All are in pretrial detention for terms of between three and four months and stand accused of illegally bringing money into the country.
Azerbaijan’s Washington embassy did not reply to VOA’s email requesting comment.
International groups condemn arrests
One of the few remaining independent outlets in Azerbaijan, Abzas Media is known for its coverage of corruption, including allegations that touch on the ruling family.
“[Abzas Media] is for ordinary people, ordinary people in Azerbaijan, ordinary readers who should know what happens in their own country. So that’s why they were so dangerous,” said Shahin Hajiyev, executive director of the media development fund, the Najaf Najafov Foundation.

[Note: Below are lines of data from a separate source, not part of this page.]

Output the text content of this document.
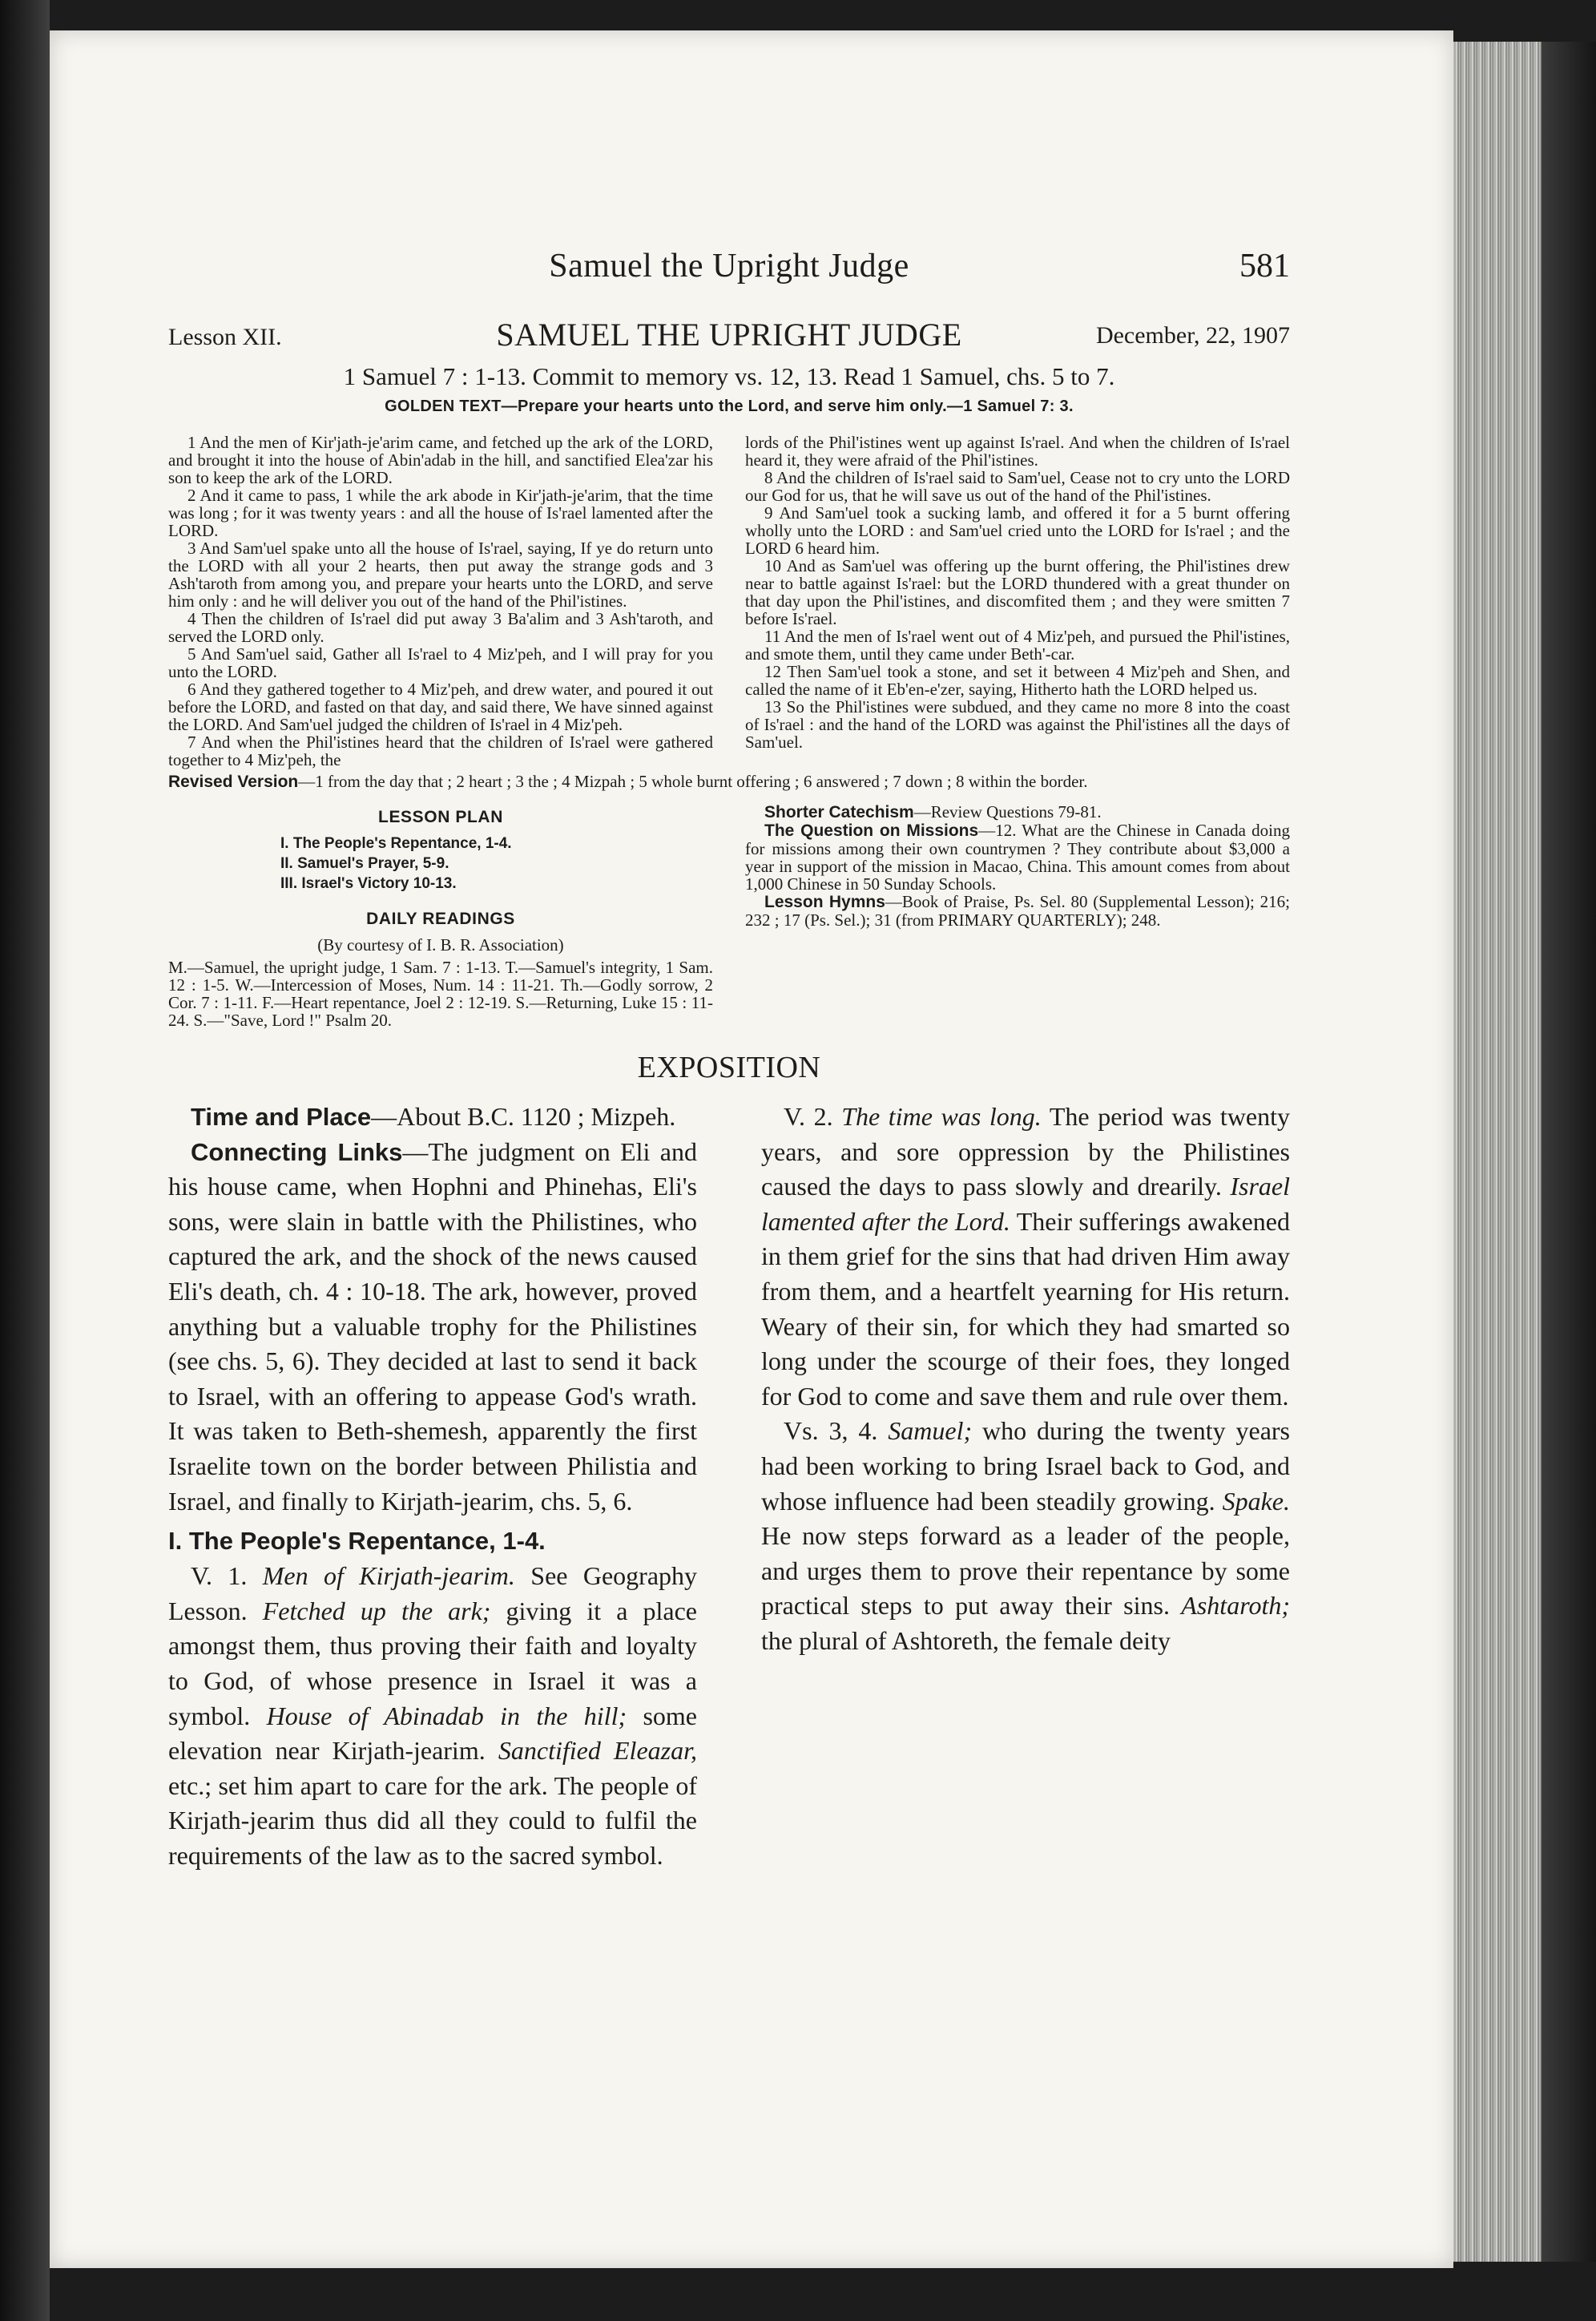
Samuel the Upright Judge	581
Lesson XII.	SAMUEL THE UPRIGHT JUDGE	December, 22, 1907
1 Samuel 7 : 1-13. Commit to memory vs. 12, 13. Read 1 Samuel, chs. 5 to 7.
GOLDEN TEXT—Prepare your hearts unto the Lord, and serve him only.—1 Samuel 7: 3.

1 And the men of Kir'jath-je'arim came, and fetched up the ark of the LORD, and brought it into the house of Abin'adab in the hill, and sanctified Elea'zar his son to keep the ark of the LORD.

2 And it came to pass, 1 while the ark abode in Kir'jath-je'arim, that the time was long ; for it was twenty years : and all the house of Is'rael lamented after the LORD.

3 And Sam'uel spake unto all the house of Is'rael, saying, If ye do return unto the LORD with all your 2 hearts, then put away the strange gods and 3 Ash'taroth from among you, and prepare your hearts unto the LORD, and serve him only : and he will deliver you out of the hand of the Phil'istines.

4 Then the children of Is'rael did put away 3 Ba'alim and 3 Ash'taroth, and served the LORD only.

5 And Sam'uel said, Gather all Is'rael to 4 Miz'peh, and I will pray for you unto the LORD.

6 And they gathered together to 4 Miz'peh, and drew water, and poured it out before the LORD, and fasted on that day, and said there, We have sinned against the LORD. And Sam'uel judged the children of Is'rael in 4 Miz'peh.

7 And when the Phil'istines heard that the children of Is'rael were gathered together to 4 Miz'peh, the

lords of the Phil'istines went up against Is'rael. And when the children of Is'rael heard it, they were afraid of the Phil'istines.

8 And the children of Is'rael said to Sam'uel, Cease not to cry unto the LORD our God for us, that he will save us out of the hand of the Phil'istines.

9 And Sam'uel took a sucking lamb, and offered it for a 5 burnt offering wholly unto the LORD : and Sam'uel cried unto the LORD for Is'rael ; and the LORD 6 heard him.

10 And as Sam'uel was offering up the burnt offering, the Phil'istines drew near to battle against Is'rael: but the LORD thundered with a great thunder on that day upon the Phil'istines, and discomfited them ; and they were smitten 7 before Is'rael.

11 And the men of Is'rael went out of 4 Miz'peh, and pursued the Phil'istines, and smote them, until they came under Beth'-car.

12 Then Sam'uel took a stone, and set it between 4 Miz'peh and Shen, and called the name of it Eb'en-e'zer, saying, Hitherto hath the LORD helped us.

13 So the Phil'istines were subdued, and they came no more 8 into the coast of Is'rael : and the hand of the LORD was against the Phil'istines all the days of Sam'uel.

Revised Version—1 from the day that ; 2 heart ; 3 the ; 4 Mizpah ; 5 whole burnt offering ; 6 answered ; 7 down ; 8 within the border.
LESSON PLAN
I. The People's Repentance, 1-4.
II. Samuel's Prayer, 5-9.
III. Israel's Victory 10-13.
DAILY READINGS
(By courtesy of I. B. R. Association)

M.—Samuel, the upright judge, 1 Sam. 7 : 1-13. T.—Samuel's integrity, 1 Sam. 12 : 1-5. W.—Intercession of Moses, Num. 14 : 11-21. Th.—Godly sorrow, 2 Cor. 7 : 1-11. F.—Heart repentance, Joel 2 : 12-19. S.—Returning, Luke 15 : 11-24. S.—"Save, Lord !" Psalm 20.

Shorter Catechism—Review Questions 79-81.

The Question on Missions—12. What are the Chinese in Canada doing for missions among their own countrymen ? They contribute about $3,000 a year in support of the mission in Macao, China. This amount comes from about 1,000 Chinese in 50 Sunday Schools.

Lesson Hymns—Book of Praise, Ps. Sel. 80 (Supplemental Lesson); 216; 232 ; 17 (Ps. Sel.); 31 (from PRIMARY QUARTERLY); 248.

EXPOSITION

Time and Place—About B.C. 1120 ; Mizpeh.

Connecting Links—The judgment on Eli and his house came, when Hophni and Phinehas, Eli's sons, were slain in battle with the Philistines, who captured the ark, and the shock of the news caused Eli's death, ch. 4 : 10-18. The ark, however, proved anything but a valuable trophy for the Philistines (see chs. 5, 6). They decided at last to send it back to Israel, with an offering to appease God's wrath. It was taken to Beth-shemesh, apparently the first Israelite town on the border between Philistia and Israel, and finally to Kirjath-jearim, chs. 5, 6.

I. The People's Repentance, 1-4.

V. 1. Men of Kirjath-jearim. See Geography Lesson. Fetched up the ark; giving it a place amongst them, thus proving their faith and loyalty to God, of whose presence in Israel it was a symbol. House of Abinadab in the hill; some elevation near Kirjath-jearim. Sanctified Eleazar, etc.; set him apart to care for the ark. The people of Kirjath-jearim thus did all they could to fulfil the requirements of the law as to the sacred symbol.

V. 2. The time was long. The period was twenty years, and sore oppression by the Philistines caused the days to pass slowly and drearily. Israel lamented after the Lord. Their sufferings awakened in them grief for the sins that had driven Him away from them, and a heartfelt yearning for His return. Weary of their sin, for which they had smarted so long under the scourge of their foes, they longed for God to come and save them and rule over them.

Vs. 3, 4. Samuel; who during the twenty years had been working to bring Israel back to God, and whose influence had been steadily growing. Spake. He now steps forward as a leader of the people, and urges them to prove their repentance by some practical steps to put away their sins. Ashtaroth; the plural of Ashtoreth, the female deity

At Kanal 13, in addition to the arrest of the founder Orujov, police on December 4 arrested Rufat Muradli, a presenter, on charges of minor hooliganism and disobeying police orders. He was sentenced to 30 days in prison.
Anar Orujov, Aziz’s brother and Kanal 13’s editor in chief, has been watching this latest media crackdown from Germany, where he has lived in exile since 2014.
International press freedom and human rights groups have widely condemned the arrests.
Hajiyev, who heads the media development fund, says large numbers of arrests, which have occurred before in Azerbaijan, are likely to discourage younger people from pursuing independent journalism.
“It has a very negative influence on younger generations of journalists who will realize that if they [do] independent journalism, they have no future in this country,” he said.
Media watchdogs have said the arrests appear to be politically motivated.
But Azerbaijani Minister of Internal Affairs Vilayat Eyvazov told the Committee to Protect Journalists — often referred to as CPJ — that such claims of a politically motivated crackdown are “completely groundless.”
Eyvazov said that Hasanli, Vagifgizi and Kekalov had smuggled “a large amount of foreign currency” across Azerbaijan’s border.
Gulnoza Said, the Europe and Central Asia program coordinator at the CPJ, sees a geopolitical goal in the arrests.
In the wake of Azerbaijan’s military victory in Nagorno-Karabakh — the disputed region that Azerbaijan took from ethnic Armenian control in September — Baku is trying to show governments that have been supportive of Armenia that it has complete control over the media, according to Said.
On November 28, Azerbaijan’s Foreign Ministry said it summoned the U.S., French and German envoys to condemn what it described as “illegal financial operations” in the three countries to support Abzas Media.
‘Complete environment of fear’
“That’s supposed to serve as a warning” to not support the outlets or Armenia, Said told VOA.
The media advocate told VOA that the arrests fostered a “complete environment of fear” among the country’s journalists.
“Right now, everybody is scared that they can be the next,” she said, “and it is very likely that this wave of detentions is not over.”